Contrary to the defendant's argument, the documents introduced into evidence by the State established that the defendant was represented by counsel in connection with Predicate Nos. 1-4.
With regard to the defendant's claim of ineffective assistance of counsel, we note that such a claim is generally relegated to post-conviction proceedings, unless the record permits definitive resolution on appeal. State v. Miller, 99-0192, p. 24 (La. 9/6/00), 776 So.2d 396, 411, cert. denied, 531 U.S. 1194, 121 S.Ct. 1196, 149 L.Ed.2d 111 (2001).
A claim of ineffectiveness of counsel is analyzed under the two-pronged test developed by the United States Supreme Court in Strickland v. Washington, 466 U.S. 668, 104 S.Ct. 2052, 80 L.Ed.2d 674 (1984). In order to establish that his trial attorney was ineffective, the defendant must first show that the attorney's performance was deficient, which requires a showing that counsel made errors so serious that he was not functioning as counsel guaranteed by the Sixth Amendment. Secondly, the defendant must prove that the deficient performance prejudiced the defense. This element requires a showing that the errors were so serious that defendant was deprived of a fair trial; the defendant must prove actual prejudice before relief will be granted. It is not sufficient for defendant to show that the error had some conceivable effect on the outcome of the proceeding. Rather, he must show that but for the counsel's unprofessional errors, there is a reasonable probability the outcome of the trial would have been different. Further, it is unnecessary to address the issues of both counsel's performance and prejudice to the defendant if the defendant makes an inadequate showing on one of the components. State v. Serigny, 610 So.2d 857, 859-860 (La.App. 1 Cir. 1992), writ denied, 614 So.2d 1263 (La. 1993).

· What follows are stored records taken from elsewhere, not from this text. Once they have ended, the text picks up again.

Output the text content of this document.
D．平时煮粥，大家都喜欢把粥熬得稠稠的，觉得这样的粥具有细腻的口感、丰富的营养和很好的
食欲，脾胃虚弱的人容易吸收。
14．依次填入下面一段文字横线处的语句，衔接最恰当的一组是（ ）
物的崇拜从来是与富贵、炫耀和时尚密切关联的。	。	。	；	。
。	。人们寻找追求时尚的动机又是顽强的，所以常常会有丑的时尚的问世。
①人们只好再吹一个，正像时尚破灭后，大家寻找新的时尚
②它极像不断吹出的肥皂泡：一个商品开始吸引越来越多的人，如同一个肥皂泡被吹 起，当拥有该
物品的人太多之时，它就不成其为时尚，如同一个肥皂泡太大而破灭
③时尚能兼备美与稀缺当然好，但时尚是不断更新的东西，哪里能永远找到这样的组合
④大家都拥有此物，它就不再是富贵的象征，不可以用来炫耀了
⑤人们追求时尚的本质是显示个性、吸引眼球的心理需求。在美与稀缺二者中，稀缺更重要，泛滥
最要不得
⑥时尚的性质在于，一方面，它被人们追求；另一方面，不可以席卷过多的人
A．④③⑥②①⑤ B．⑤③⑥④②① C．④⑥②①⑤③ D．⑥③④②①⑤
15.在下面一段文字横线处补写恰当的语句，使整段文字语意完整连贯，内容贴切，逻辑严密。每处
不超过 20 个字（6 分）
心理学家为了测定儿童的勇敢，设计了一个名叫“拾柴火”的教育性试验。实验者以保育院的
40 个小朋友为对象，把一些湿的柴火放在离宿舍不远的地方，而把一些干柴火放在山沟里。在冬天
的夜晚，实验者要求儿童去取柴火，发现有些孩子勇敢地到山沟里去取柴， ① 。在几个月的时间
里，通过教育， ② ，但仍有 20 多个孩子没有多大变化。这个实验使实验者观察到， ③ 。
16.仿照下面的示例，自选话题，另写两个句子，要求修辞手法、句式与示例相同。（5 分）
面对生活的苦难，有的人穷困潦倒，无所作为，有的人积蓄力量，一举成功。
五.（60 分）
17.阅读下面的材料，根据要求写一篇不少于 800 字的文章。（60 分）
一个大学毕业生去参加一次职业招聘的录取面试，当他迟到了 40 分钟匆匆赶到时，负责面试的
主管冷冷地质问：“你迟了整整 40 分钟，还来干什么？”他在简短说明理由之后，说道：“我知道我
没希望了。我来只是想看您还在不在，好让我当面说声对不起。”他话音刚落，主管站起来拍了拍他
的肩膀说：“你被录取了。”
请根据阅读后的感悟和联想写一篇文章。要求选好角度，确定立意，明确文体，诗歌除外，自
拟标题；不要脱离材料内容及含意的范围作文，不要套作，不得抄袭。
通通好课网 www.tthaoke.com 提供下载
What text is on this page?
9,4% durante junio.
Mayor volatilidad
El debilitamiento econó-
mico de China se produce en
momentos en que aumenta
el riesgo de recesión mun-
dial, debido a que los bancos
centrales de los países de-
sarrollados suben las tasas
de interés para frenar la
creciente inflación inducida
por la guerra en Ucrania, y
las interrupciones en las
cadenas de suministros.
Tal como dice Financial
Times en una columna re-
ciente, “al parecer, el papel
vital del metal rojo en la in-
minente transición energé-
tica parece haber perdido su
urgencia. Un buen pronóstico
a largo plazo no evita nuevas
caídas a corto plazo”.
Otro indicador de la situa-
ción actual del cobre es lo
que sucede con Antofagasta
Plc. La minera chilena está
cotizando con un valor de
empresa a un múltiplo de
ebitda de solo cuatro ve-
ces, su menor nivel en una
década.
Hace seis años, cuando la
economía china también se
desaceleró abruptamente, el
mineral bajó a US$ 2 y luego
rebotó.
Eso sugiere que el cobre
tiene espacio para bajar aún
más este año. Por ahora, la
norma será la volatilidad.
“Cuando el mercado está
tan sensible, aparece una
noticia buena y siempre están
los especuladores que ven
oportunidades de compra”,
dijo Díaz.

In the instant case, the defendant claims he was prejudiced by defense counsel's failure to object under Shelton, and counsel's alleged unawareness of the rule of Johnson. Decisions relating to investigation, preparation, and strategy cannot possibly be reviewed on appeal. State v. Lockhart, 629 So.2d 1195, 1208 (La.App. 1 Cir. 1993), writ denied, 94-0050 (La. 4/7/94), 635 So.2d 1132. An evidentiary hearing would be required to determine whether trial defense counsel's allegedly deficient performance was strategic. See State v. Allen, 94-1941, p. 8 (La.App. 1 Cir. 11/9/95), 664 So.2d 1264, 1271, writ denied, 95-2946 (La. 3/15/96), 669 So.2d 433. Under our adversary system, once a defendant has the assistance of counsel, the vast array of trial decisions, strategic and tactical, that must be made before and during trial rest with an accused and his attorney. The fact that a particular strategy is unsuccessful does not establish ineffective assistance of counsel. State v. Folse, 623 So.2d 59, 71 (La.App. 1 Cir. 1993).
The defendant would have to satisfy the requirements of La. Code Crim. P. art. 924, et seq., in order to receive such a hearing.
The defendant's pro se assignments of error are either without merit or otherwise not subject to appellate review.